Syria's Assad calls Jordan's king to boost cooperation amid thaw in relations
Jordan’s King Abdullah II received a call on Sunday from Syrian President Bashar Al-Assad, the first conversation between the two leaders after a decade of strain over Syria's civil war.
The call comes amid efforts aimed at boosting cooperation between the two countries, which are facing challenging economic conditions.
The Jordanian royal court said the leaders discussed relations between the "brotherly countries and ways to enhance cooperation between them.”
Abdullah affirmed his country’s support for “efforts to preserve Syria’s sovereignty, stability, territorial integrity and people.”
Syria’s state news agency SANA said Assad called Abdullah to discuss bilateral relations and “reinforcing cooperation in the interests of the two countries and people.”
The call is part of a new thaw in relations between the two neighbours after the Syrian civil war. Syria is facing sanctions imposed by the United States and many western nations.

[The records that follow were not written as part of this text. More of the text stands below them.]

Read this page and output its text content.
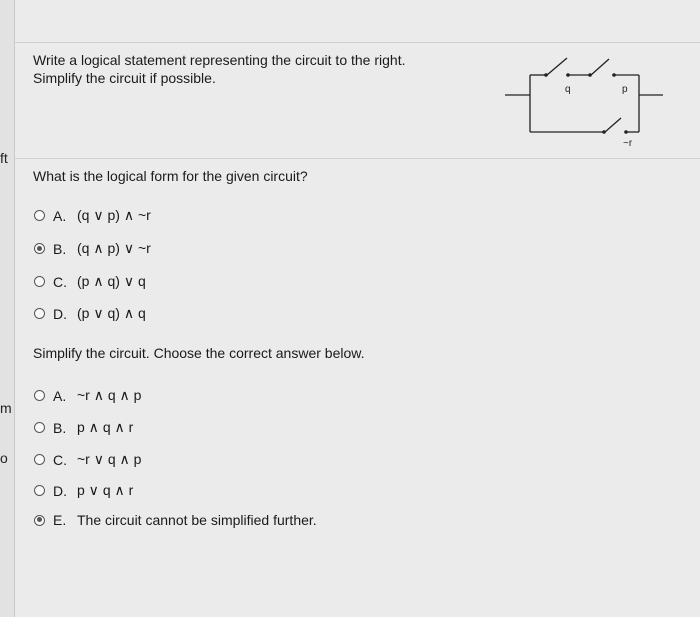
ft
m
o
Write a logical statement representing the circuit to the right.
Simplify the circuit if possible.
q	p
~r
What is the logical form for the given circuit?
A. (q ∨ p) ∧ ~r
B. (q ∧ p) ∨ ~r
C. (p ∧ q) ∨ q
D. (p ∨ q) ∧ q
Simplify the circuit. Choose the correct answer below.
A. ~r ∧ q ∧ p
B. p ∧ q ∧ r
C. ~r ∨ q ∧ p
D. p ∨ q ∧ r
E. The circuit cannot be simplified further.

Jordan has reduced diplomatic relations with Syria, like most Arab countries, following the start of the civil war there in 2011. Jordan hosted western-backed opposition groups and took in hundreds of thousands of refugees.

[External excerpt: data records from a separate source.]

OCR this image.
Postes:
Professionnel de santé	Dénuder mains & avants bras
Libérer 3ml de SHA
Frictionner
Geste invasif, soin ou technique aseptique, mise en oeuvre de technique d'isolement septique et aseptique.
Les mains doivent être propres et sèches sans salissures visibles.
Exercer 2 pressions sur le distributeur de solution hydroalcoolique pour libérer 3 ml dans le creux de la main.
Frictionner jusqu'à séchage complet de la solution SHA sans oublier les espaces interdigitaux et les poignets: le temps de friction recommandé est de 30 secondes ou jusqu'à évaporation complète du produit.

Arab and western countries generally blamed Assad for the deadly crackdown on the protests that erupted in 2011, which displaced and killed millions of people, and instead supported the opposition in early days of the conflict.
The tide of the war changed since late 2015 as Russia threw its military weight behind Assad.

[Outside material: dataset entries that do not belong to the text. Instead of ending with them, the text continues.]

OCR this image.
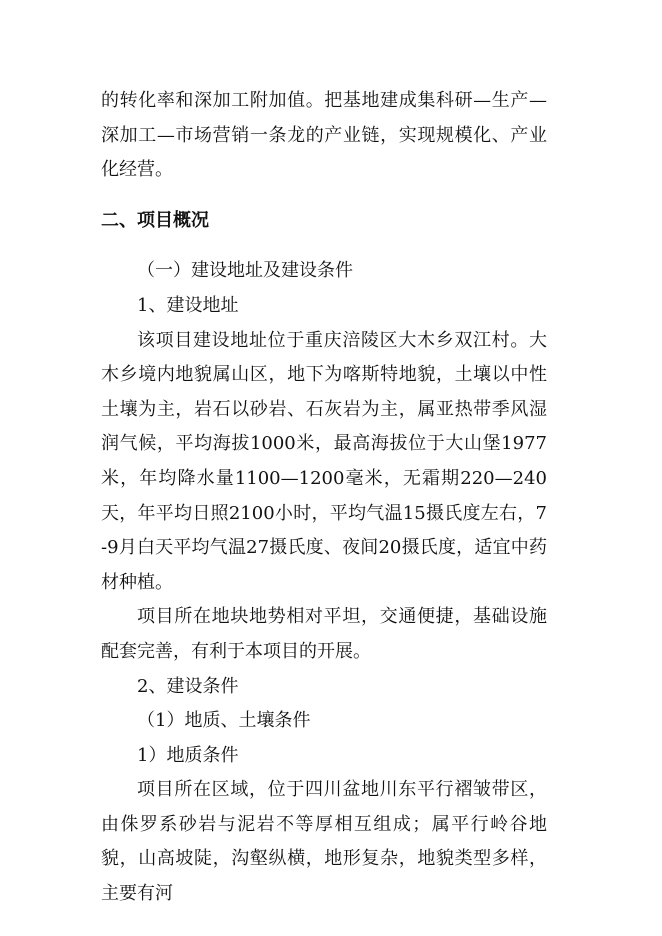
的转化率和深加工附加值。把基地建成集科研—生产—深加工—市场营销一条龙的产业链，实现规模化、产业化经营。

二、项目概况

（一）建设地址及建设条件

1、建设地址

该项目建设地址位于重庆涪陵区大木乡双江村。大木乡境内地貌属山区，地下为喀斯特地貌，土壤以中性土壤为主，岩石以砂岩、石灰岩为主，属亚热带季风湿润气候，平均海拔1000米，最高海拔位于大山堡1977米，年均降水量1100—1200毫米，无霜期220—240天，年平均日照2100小时，平均气温15摄氏度左右，7-9月白天平均气温27摄氏度、夜间20摄氏度，适宜中药材种植。

项目所在地块地势相对平坦，交通便捷，基础设施配套完善，有利于本项目的开展。

2、建设条件

（1）地质、土壤条件

1）地质条件

项目所在区域，位于四川盆地川东平行褶皱带区，由侏罗系砂岩与泥岩不等厚相互组成；属平行岭谷地貌，山高坡陡，沟壑纵横，地形复杂，地貌类型多样，主要有河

The phone conversation also comes days after Jordan fully reopened its main border crossing with Syria, a commercial lifeline for the two nations. The crossing had reopened in 2018 but was shut again amid coronavirus restrictions and as the security situation deteriorated on Syria’s southern borders.
Syria’s defense minister visited Jordan late last month. A 10-year old deal to transport Egyptian natural gas through Jordan, Syria and Lebanon was also revived in September.